PRELIMINARY EVALUATION OF A NEWLY DISCOVERED HOLOCENE SCARP ON THE SAWTOOTH FAULT, CENTRAL IDAHO
In areas lacking LiDAR imagery, the fault scarp is represented on aerial photographs as lineaments of vegetation, watercourses, and topography, which can be mapped at varying levels of confidence for a total length of 50 km along the Sawtooth rangefront. Field surveys at 12 locations demonstrate that the Holocene scarp exists, continuously or discontinuously, along at least 30 km of range front length. However, we have not yet identified a Holocene fault scarp in the field in the southernmost 20 km of the aerial-photo derived fault length.

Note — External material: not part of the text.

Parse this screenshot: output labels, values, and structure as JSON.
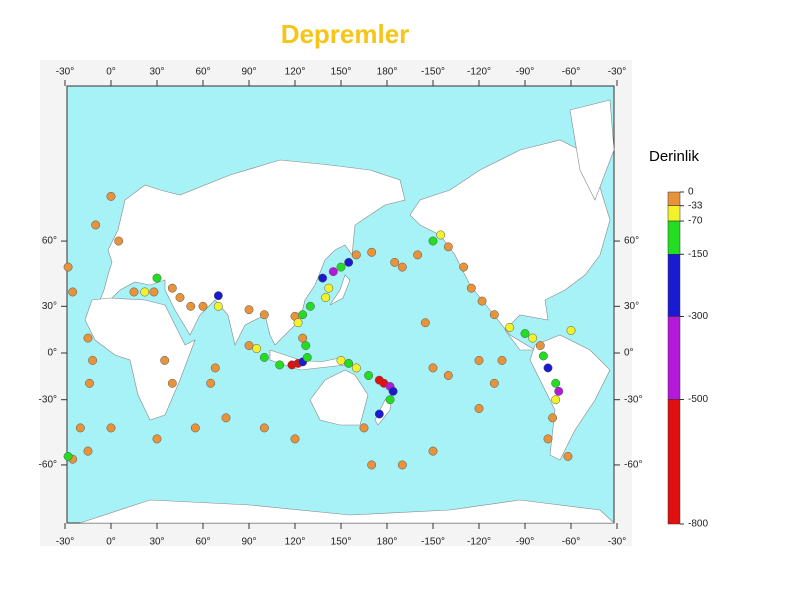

Late Pleistocene glacial landforms are offset 4-8 m, while uncommon Holocene fluvial surfaces are offset 2.5-3 m. These relationships potentially document two to three fault ruptures since deglaciation ca. 11-14 ka. Severe disturbance of Holocene lake sediments in Redfish Lake, which overlies the fault, suggest that the fault has generated at least two large Holocene earthquakes. These findings indicate an average recurrence interval of ca. 3.7-7 ka, depending on the age of deglacial landforms and the number of postglacial ruptures.
Recognition of Holocene slip on the Sawtooth range-front fault expands the region of known Holocene faulting in central Idaho, and demonstrates the great utility of LiDAR data for identifying and evaluating previously unrecognized Holocene fault scarps.